N°1-"Jung divka", 2013, acrylique sur toile, 100 x 81 cm.

«Si un savant comme lui, un philosophe, un penseur accepte les conditionnements et les limites d'un rituel qui, à nos yeux au moins, peut paraître vaguement ridicule, cela veut dire qu'il sait voir plus profondément et qu'il a vraiment laissé derrière lui toutes ces choses qui passent en général pour un comportement convenable. » Extrait de lettre de Fellini à Simenon  concernant Karl Gustav Jung (1).

 

N°1- Glaukopis. 

Cette peinture possède un intitulé fait du mélange de "pretty young girl", nom anglais, traduisible en tchèque par "krana mlada divka", soit "belle jeune fille" en français et young (jeune) pour Jung du nom du psychiatre, psychanalyste suisse Carl Gustav Jung (1875-1961), ce qui donne "krana jung divka", simplifié en "jung divka". Nous sommes à la tombé de la nuit, notre "glaukopis"  assise nue sur ses talons, les fesses dans l’eau, ouvre deux grands yeux, elle nous regarde attentivement tout en retenant son souffle, légèrement sur la défensive comme un animal découvert à l’improviste. 

Selon C. G. Jung l'anima (du latin anima "souffle, âme", d’où vient le terme animal) est, dans la psychologie analytique du psychiatre suisse Carl Gustav Jung, la représentation féminine au sein de l'imaginaire de l'homme.
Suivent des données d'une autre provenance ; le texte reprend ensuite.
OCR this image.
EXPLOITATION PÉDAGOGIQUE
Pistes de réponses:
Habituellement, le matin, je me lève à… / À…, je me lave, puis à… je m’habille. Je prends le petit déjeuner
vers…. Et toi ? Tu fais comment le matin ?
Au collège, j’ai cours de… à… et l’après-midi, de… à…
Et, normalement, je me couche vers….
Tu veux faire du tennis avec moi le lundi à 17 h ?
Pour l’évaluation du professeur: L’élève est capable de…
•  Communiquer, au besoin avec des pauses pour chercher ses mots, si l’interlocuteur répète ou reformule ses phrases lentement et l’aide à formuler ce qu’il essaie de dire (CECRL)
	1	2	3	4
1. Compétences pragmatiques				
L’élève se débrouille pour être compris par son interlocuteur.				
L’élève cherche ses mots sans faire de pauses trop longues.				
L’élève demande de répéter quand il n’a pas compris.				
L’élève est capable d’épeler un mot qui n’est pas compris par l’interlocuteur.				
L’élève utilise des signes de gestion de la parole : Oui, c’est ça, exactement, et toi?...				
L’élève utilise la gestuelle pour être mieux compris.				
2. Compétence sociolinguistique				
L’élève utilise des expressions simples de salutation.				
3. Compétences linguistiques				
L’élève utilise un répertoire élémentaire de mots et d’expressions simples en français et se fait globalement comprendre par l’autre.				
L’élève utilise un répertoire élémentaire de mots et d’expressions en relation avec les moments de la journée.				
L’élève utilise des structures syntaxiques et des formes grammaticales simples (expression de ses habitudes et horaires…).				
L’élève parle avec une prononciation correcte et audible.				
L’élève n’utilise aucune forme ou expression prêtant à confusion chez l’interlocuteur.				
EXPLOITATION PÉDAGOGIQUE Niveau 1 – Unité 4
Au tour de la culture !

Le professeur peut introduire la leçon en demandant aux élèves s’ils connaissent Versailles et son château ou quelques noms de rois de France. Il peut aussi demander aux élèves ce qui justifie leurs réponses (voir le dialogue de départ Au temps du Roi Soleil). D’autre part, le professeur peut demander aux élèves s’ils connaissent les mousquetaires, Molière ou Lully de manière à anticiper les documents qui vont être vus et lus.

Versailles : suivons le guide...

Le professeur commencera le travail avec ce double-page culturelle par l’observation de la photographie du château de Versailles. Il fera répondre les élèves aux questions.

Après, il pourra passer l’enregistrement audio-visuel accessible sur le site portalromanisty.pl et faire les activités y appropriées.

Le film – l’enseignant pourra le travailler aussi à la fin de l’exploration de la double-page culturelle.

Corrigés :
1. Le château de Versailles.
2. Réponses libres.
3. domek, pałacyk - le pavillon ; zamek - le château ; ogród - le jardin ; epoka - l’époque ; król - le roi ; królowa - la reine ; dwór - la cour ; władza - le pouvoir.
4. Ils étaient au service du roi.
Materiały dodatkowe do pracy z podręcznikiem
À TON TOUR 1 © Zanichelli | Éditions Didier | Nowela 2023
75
Il s’agit d’un archétype,  donc d'une formation de l’inconscient collectif, qui a son pendant chez la femme sous le nom d'animus. Cet archétype se manifeste tout au long de la vie, projeté inconsciemment, d'abord sur le parent du sexe opposé, puis sur les personnes rencontrées auxquelles sont alors prêtées les caractéristiques de cette image.

« L'anima est féminine ; elle est uniquement une formation de la psyché masculine et elle est une figure qui compense le conscient masculin. Chez la femme, à l'inverse, l'élément de compensation revêt un caractère masculin, et c'est pourquoi je l'ai appelé l'animus. Si, déjà, décrire ce qu'il faut entendre par anima ne constitue pas précisément une tâche aisée, il est certain que les difficultés augmentent quand il s'agit de décrire la psychologie de l'animus. Le fait qu'un homme attribue naïvement à son Moi les réactions de son anima, sans même être effleuré par l'idée qu'il est impossible pour quiconque de s'identifier valablement à un complexe autonome, ce fait qui est un malentendu se retrouve dans la psychologie féminine dans une mesure, si faire se peut, plus grande encore. Pour décrire en bref ce qui fait la différence entre l'homme et la femme à ce point de vue, donc ce qui caractérise l'animus en face de l'anima, disons : alors que l'anima est la source d'humeurs et de caprices, l'animus, lui, est la source d'opinions ; et de même que les sautes d'humeur de l'homme procèdent d'arrière-plans obscurs, les opinions acerbes et magistrales de la femme reposent tout autant sur des préjugés inconscients et des a priori. » C.G. Jung (2).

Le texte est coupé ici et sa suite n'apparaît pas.